United States Air Force facility

Silver Lake Air Warning Station is a closed United States Air Force facility. It was located 52.4 mi north-northeast of McChord Field; 6.2 mi, south-southwest of Everett, Washington. It was closed in 1953.

It was the first postwar Air Warning Station under Air Defense Command.

==History==
The War Department acquired the 93.5-acre property between 1946 and 1948 and used it as a regional air defense headquarters, incorporating transmitter and receiver facilities, housing, administration and recreational buildings. The 25th Air Division was activated at the station on 25 October 1948. (HQ ADC GO No. 101, 6 October 1948) with an authorized strength of 18 officers and 31 enlisted men. It was commanded by Brig Gen Ned Schramm, a World War II commander of the San Francisco Fighter Wing.

Initially under the Fourth Air Force, the 25th AD transferred from Fourth Air Force to Headquarters Air Defense Command; it redesignated as the 25th Air Division (Defense) on 20 June 1949 (HQ CONAC GO No. 58, 3 May 49).
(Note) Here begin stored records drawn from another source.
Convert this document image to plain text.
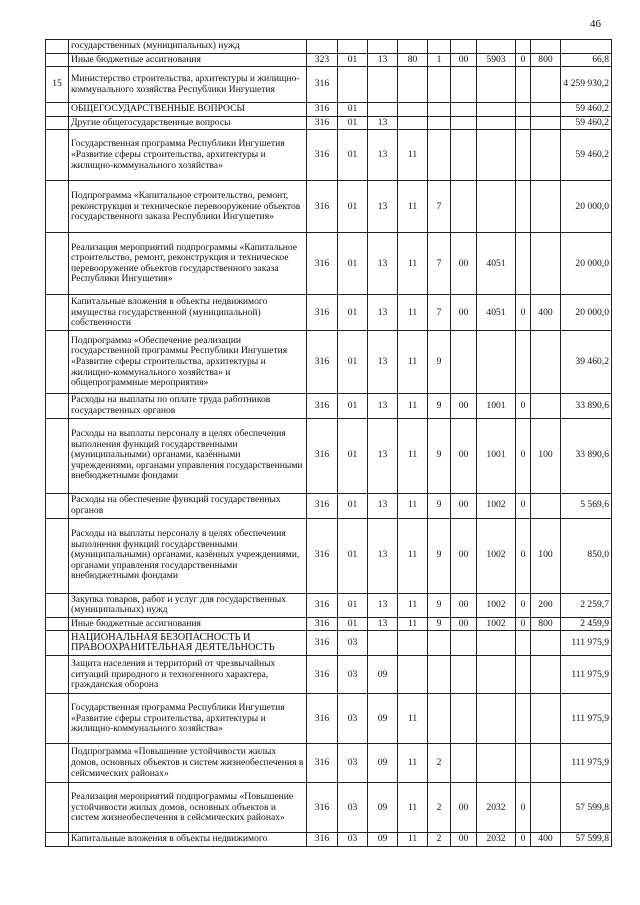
46
	государственных (муниципальных) нужд										
	Иные бюджетные ассигнования	323	01	13	80	1	00	5903	0	800	66,8
15	Министерство строительства, архитектуры и жилищно-коммунального хозяйства Республики Ингушетия	316									4 259 930,2
	ОБЩЕГОСУДАРСТВЕННЫЕ ВОПРОСЫ	316	01								59 460,2
	Другие общегосударственные вопросы	316	01	13							59 460,2
	Государственная программа Республики Ингушетия «Развитие сферы строительства, архитектуры и жилищно-коммунального хозяйства»	316	01	13	11						59 460,2
	Подпрограмма «Капитальное строительство, ремонт, реконструкция и техническое перевооружение объектов государственного заказа Республики Ингушетия»	316	01	13	11	7					20 000,0
	Реализация мероприятий подпрограммы «Капитальное строительство, ремонт, реконструкция и техническое перевооружение объектов государственного заказа Республики Ингушетия»	316	01	13	11	7	00	4051			20 000,0
	Капитальные вложения в объекты недвижимого имущества государственной (муниципальной) собственности	316	01	13	11	7	00	4051	0	400	20 000,0
	Подпрограмма «Обеспечение реализации государственной программы Республики Ингушетия «Развитие сферы строительства, архитектуры и жилищно-коммунального хозяйства» и общепрограммные мероприятия»	316	01	13	11	9					39 460,2
	Расходы на выплаты по оплате труда работников государственных органов	316	01	13	11	9	00	1001	0		33 890,6
	Расходы на выплаты персоналу в целях обеспечения выполнения функций государственными (муниципальными) органами, казёнными учреждениями, органами управления государственными внебюджетными фондами	316	01	13	11	9	00	1001	0	100	33 890,6
	Расходы на обеспечение функций государственных органов	316	01	13	11	9	00	1002	0		5 569,6
	Расходы на выплаты персоналу в целях обеспечения выполнения функций государственными (муниципальными) органами, казённых учреждениями, органами управления государственными внебюджетными фондами	316	01	13	11	9	00	1002	0	100	850,0
	Закупка товаров, работ и услуг для государственных (муниципальных) нужд	316	01	13	11	9	00	1002	0	200	2 259,7
	Иные бюджетные ассигнования	316	01	13	11	9	00	1002	0	800	2 459,9
	НАЦИОНАЛЬНАЯ БЕЗОПАСНОСТЬ И ПРАВООХРАНИТЕЛЬНАЯ ДЕЯТЕЛЬНОСТЬ	316	03								111 975,9
	Защита населения и территорий от чрезвычайных ситуаций природного и техногенного характера, гражданская оборона	316	03	09							111 975,9
	Государственная программа Республики Ингушетия «Развитие сферы строительства, архитектуры и жилищно-коммунального хозяйства»	316	03	09	11						111 975,9
	Подпрограмма «Повышение устойчивости жилых домов, основных объектов и систем жизнеобеспечения в сейсмических районах»	316	03	09	11	2					111 975,9
	Реализация мероприятий подпрограммы «Повышение устойчивости жилых домов, основных объектов и систем жизнеобеспечения в сейсмических районах»	316	03	09	11	2	00	2032	0		57 599,8
	Капитальные вложения в объекты недвижимого	316	03	09	11	2	00	2032	0	400	57 599,8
On 10 November 1949 the division transferred to the Western Air Defense Force. The 25th AD moved to McChord AFB, Washington, on 14 September 1951.

The Air Force declared the Silver Lake facility excess in 1953; it subsequently became residential and school property. Today, no evidence of the station remains, being part of the greater Seattle, Washington urban area.